Una strada fatta di canzoni rock, solide, epiche e pesanti ('Morninside'), funky ('Live It Down'), tirate come 'All Rise Again' con la chitarra e la voce ospite di Warren Haynes, prima di una serie di pezzi che Haynes e Starr sembra abbiano scritto insieme. Ma anche di limpide e ariose camminate West Coast come 'Ain' t the Shame' anche se nel testo si narra dei problemi di un veterano di guerra, saltellanti funky colorati di nero che chiamano in causa i Little Feat ('Hey Delilah'), boogie da asfalto e polvere come 'All Over The Road' che ha  il primigenio tiro dei concittadini Black Crowes, poi la loro immancabile country side che esce prepotente nell'acustica pennellata old style di 'Old Enough To Know' che guarda a Willie Nelson e in  'Lonesome For a Livin' un lento walzer insieme a Jamey Johnson, un omaggio a George Jones, leggenda della country music, scomparso nel 2013. 'Old Scarecrow' chiude con le chitarre di Starr e Paul Jackson in bella evidenza in una canzone caratterizzata da continue esplosioni elettriche. 
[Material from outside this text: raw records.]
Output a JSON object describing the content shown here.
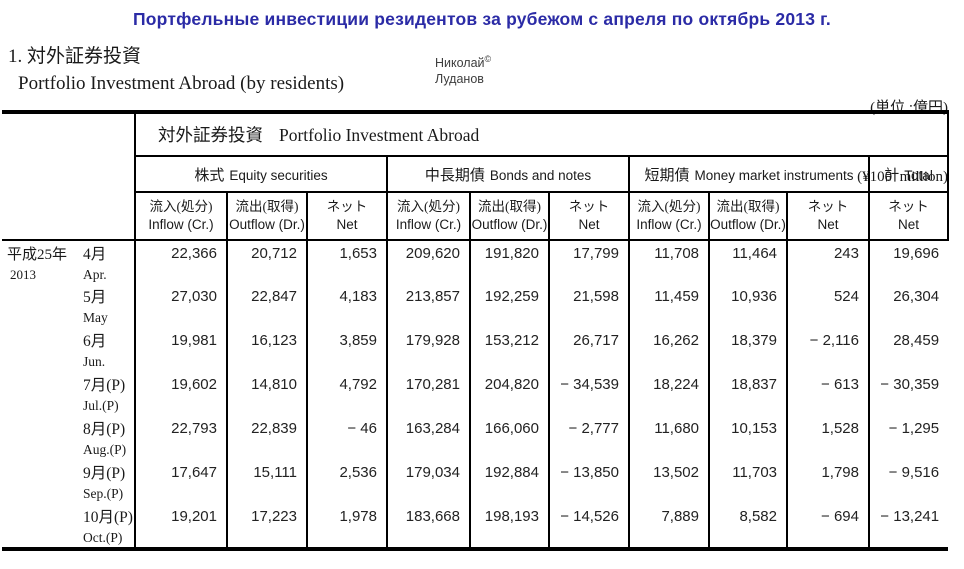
{
  "title": "Портфельные инвестиции резидентов за рубежом с апреля по октябрь 2013 г.",
  "header": {
    "section_jp": "1. 対外証券投資",
    "section_en": "Portfolio Investment Abroad (by residents)",
    "watermark_name": "Николай",
    "watermark_copyright": "©",
    "watermark_surname": "Луданов",
    "unit_jp": "(単位 :億円)",
    "unit_en": "(¥100  million)"
  },
  "table": {
    "span_title_jp": "対外証券投資",
    "span_title_en": "Portfolio Investment Abroad",
    "groups": [
      {
        "jp": "株式",
        "en": "Equity securities"
      },
      {
        "jp": "中長期債",
        "en": "Bonds and notes"
      },
      {
        "jp": "短期債",
        "en": "Money market instruments"
      },
      {
        "jp": "計",
        "en": "Total"
      }
    ],
    "subheaders": [
      {
        "jp": "流入(処分)",
        "en": "Inflow (Cr.)"
      },
      {
        "jp": "流出(取得)",
        "en": "Outflow (Dr.)"
      },
      {
        "jp": "ネット",
        "en": "Net"
      },
      {
        "jp": "流入(処分)",
        "en": "Inflow (Cr.)"
      },
      {
        "jp": "流出(取得)",
        "en": "Outflow (Dr.)"
      },
      {
        "jp": "ネット",
        "en": "Net"
      },
      {
        "jp": "流入(処分)",
        "en": "Inflow (Cr.)"
      },
      {
        "jp": "流出(取得)",
        "en": "Outflow (Dr.)"
      },
      {
        "jp": "ネット",
        "en": "Net"
      },
      {
        "jp": "ネット",
        "en": "Net"
      }
    ],
    "rows": [
      {
        "era_jp": "平成25年",
        "era_en": "2013",
        "month_jp": "4月",
        "month_en": "Apr.",
        "values": [
          "22,366",
          "20,712",
          "1,653",
          "209,620",
          "191,820",
          "17,799",
          "11,708",
          "11,464",
          "243",
          "19,696"
        ]
      },
      {
        "month_jp": "5月",
        "month_en": "May",
        "values": [
          "27,030",
          "22,847",
          "4,183",
          "213,857",
          "192,259",
          "21,598",
          "11,459",
          "10,936",
          "524",
          "26,304"
        ]
      },
      {
        "month_jp": "6月",
        "month_en": "Jun.",
        "values": [
          "19,981",
          "16,123",
          "3,859",
          "179,928",
          "153,212",
          "26,717",
          "16,262",
          "18,379",
          "− 2,116",
          "28,459"
        ]
      },
      {
        "month_jp": "7月(P)",
        "month_en": "Jul.(P)",
        "values": [
          "19,602",
          "14,810",
          "4,792",
          "170,281",
          "204,820",
          "− 34,539",
          "18,224",
          "18,837",
          "− 613",
          "− 30,359"
        ]
      },
      {
        "month_jp": "8月(P)",
        "month_en": "Aug.(P)",
        "values": [
          "22,793",
          "22,839",
          "− 46",
          "163,284",
          "166,060",
          "− 2,777",
          "11,680",
          "10,153",
          "1,528",
          "− 1,295"
        ]
      },
      {
        "month_jp": "9月(P)",
        "month_en": "Sep.(P)",
        "values": [
          "17,647",
          "15,111",
          "2,536",
          "179,034",
          "192,884",
          "− 13,850",
          "13,502",
          "11,703",
          "1,798",
          "− 9,516"
        ]
      },
      {
        "month_jp": "10月(P)",
        "month_en": "Oct.(P)",
        "values": [
          "19,201",
          "17,223",
          "1,978",
          "183,668",
          "198,193",
          "− 14,526",
          "7,889",
          "8,582",
          "− 694",
          "− 13,241"
        ]
      }
    ]
  }
}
Fa un po' sorridere leggere ancora in giro che i Blackberry Smoke siano considerati il futuro del southern rock vista l'ormai ventennale carriera, certamente rappresentano bene il presente di un genere che periodicamente, tra iella, disgrazie e grandi perdite, sa comunque come rigenerarsi. E nel genere, guardare al passato è fondamentale.